One year later, Jordan had a heart attack. Working in the printing business in lower Manhattan, he was advised to take some time before returning to his job. The couple thought they’d vacation on the Island, where Jordan had visited when his children both went to Camp Quinipet.

“When we stepped off the ferry, I said to him, ‘We’re meant to live here.’ He thought I was crazy.”

Staying at the Pridwin, on a rainy day, she wanted to look at real estate. It wasn’t long before they bought a house, and when the doctor advised Jordan against going back to work, they moved here year-round in January 1980.

And wondered what to do next.

They were in Mike Zavatto’s deli, where the Eagle Deli is now, when Ms. Eichhorn noticed that the two rooms in back, “really nice spaces,” were empty. She asked Mike why. His answer was, “Why don’t you put a shop there, Mary Lou?”

She thought of a gift shop right away. They went out the next day and had business cards made up. They visited gift shows and managed to get good advice. They opened the one-room gift shop that May. In October the small, thriving business needed more space and an archway was added into the second room.

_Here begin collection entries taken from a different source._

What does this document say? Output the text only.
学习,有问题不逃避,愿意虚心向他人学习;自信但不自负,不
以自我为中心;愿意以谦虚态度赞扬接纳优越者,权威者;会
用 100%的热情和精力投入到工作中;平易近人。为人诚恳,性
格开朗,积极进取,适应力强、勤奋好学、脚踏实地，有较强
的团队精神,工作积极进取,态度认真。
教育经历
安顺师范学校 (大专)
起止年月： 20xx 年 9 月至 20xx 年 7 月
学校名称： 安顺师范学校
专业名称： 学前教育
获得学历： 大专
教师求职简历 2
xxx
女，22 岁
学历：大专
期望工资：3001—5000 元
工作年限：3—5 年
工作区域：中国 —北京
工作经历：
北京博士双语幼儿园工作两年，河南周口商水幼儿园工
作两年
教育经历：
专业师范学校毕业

Four and a half years later, retired city detective Matt Bonora bought the house next to the Tuck Shop and offered Ms. Eichhorn five rooms on the ground floor. She could see a wonderful arrangement. She and Jordan moved there with the shop and remained 10 years. When Matt became ill and wanted to sell the house, Ms. Eichhorn was heartbroken.

But almost immediately, she was offered her current location — a former tack shop for equestrians — beside the Eagle Deli, where she had begun so many years earlier.

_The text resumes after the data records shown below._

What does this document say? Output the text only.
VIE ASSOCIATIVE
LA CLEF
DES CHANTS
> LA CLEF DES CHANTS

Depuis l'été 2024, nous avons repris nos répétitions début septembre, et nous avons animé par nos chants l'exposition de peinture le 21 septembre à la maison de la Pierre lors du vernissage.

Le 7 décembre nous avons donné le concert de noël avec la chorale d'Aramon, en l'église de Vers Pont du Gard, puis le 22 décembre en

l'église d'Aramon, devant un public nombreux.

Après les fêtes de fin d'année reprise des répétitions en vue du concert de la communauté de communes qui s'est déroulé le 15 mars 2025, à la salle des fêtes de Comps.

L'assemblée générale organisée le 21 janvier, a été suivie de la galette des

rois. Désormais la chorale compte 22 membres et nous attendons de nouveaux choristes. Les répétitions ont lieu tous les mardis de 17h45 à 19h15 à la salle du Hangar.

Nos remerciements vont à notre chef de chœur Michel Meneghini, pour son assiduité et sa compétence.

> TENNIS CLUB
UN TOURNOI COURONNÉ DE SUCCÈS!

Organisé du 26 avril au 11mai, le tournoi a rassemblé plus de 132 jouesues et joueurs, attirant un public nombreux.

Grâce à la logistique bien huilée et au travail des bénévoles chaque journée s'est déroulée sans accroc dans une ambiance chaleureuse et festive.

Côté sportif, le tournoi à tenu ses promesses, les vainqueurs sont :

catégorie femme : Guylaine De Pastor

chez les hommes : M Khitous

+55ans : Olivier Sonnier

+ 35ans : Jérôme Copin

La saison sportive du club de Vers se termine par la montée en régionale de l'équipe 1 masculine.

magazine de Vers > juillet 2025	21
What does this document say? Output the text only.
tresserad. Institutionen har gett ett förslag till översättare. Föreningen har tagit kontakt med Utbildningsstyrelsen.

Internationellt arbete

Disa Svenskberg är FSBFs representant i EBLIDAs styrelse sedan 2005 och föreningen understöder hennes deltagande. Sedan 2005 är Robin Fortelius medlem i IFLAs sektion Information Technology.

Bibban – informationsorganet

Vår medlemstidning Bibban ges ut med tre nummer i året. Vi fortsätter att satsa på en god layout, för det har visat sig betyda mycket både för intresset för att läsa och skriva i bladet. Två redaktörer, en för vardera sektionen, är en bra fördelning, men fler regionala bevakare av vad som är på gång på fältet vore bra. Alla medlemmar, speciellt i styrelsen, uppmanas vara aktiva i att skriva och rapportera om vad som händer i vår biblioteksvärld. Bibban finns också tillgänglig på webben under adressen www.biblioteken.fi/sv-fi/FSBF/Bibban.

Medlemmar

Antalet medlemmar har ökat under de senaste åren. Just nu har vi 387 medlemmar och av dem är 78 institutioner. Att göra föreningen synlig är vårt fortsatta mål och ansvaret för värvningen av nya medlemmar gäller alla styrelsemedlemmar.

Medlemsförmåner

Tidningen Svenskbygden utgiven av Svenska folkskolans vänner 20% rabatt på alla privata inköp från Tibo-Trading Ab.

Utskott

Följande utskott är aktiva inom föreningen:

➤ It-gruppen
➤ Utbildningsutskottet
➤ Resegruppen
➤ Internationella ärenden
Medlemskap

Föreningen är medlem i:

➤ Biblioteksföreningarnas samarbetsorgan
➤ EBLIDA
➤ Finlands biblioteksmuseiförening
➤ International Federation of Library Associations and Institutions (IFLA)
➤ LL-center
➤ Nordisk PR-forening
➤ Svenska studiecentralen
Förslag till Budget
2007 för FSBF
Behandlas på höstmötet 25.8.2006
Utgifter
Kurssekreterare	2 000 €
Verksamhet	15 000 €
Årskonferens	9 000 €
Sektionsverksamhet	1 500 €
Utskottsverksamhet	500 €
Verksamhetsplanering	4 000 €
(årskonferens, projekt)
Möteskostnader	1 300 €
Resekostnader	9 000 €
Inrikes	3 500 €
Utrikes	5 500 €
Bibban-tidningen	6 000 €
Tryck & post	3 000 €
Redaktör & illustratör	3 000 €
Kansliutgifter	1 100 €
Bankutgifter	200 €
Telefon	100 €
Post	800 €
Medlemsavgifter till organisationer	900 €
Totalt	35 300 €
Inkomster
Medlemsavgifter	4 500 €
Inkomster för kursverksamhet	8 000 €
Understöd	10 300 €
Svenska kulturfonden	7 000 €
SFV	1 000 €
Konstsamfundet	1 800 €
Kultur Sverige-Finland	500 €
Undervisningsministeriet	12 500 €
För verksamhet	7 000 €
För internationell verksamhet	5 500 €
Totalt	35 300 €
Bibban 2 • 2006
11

“So the way opened up for us, and here I am and here I’ll stay,” she said.

She and Jordan had done some real estate work here on the Island, but she had no desire to continue after his death in 2002. She loves Cornucopia. Looking at Ms. Eichhorn’s life from the outside, it would be easy to see her as unlucky, especially after the death of her son Tim, 10 years ago.

But that’s not the way she sees it. Her view is quite the opposite. She feels blessed with two happy marriages, work that she loves, and family, including Jordan’s children, Lorraine and Andrew.

Tim and Jordan are buried here in the Presbyterian Church Cemetery. “I have eight grandchildren and eight great-granddaughters, from 3 to 22, and they’re so important to me,” she said. Many Islanders met Arianna, one of those great-granddaughters, who spent her first six months in a playpen in the shop while her mother was recovering from childbirth.

“I have such gratitude to all who cared so much to give a helping hand,” Ms. Eichhorn said. “I’ve truly been blessed to be here with Cornucopia and to be needed. This is a happy business. When people come in, they’re happy, they’re buying a gift for someone they love or celebrating something nice.”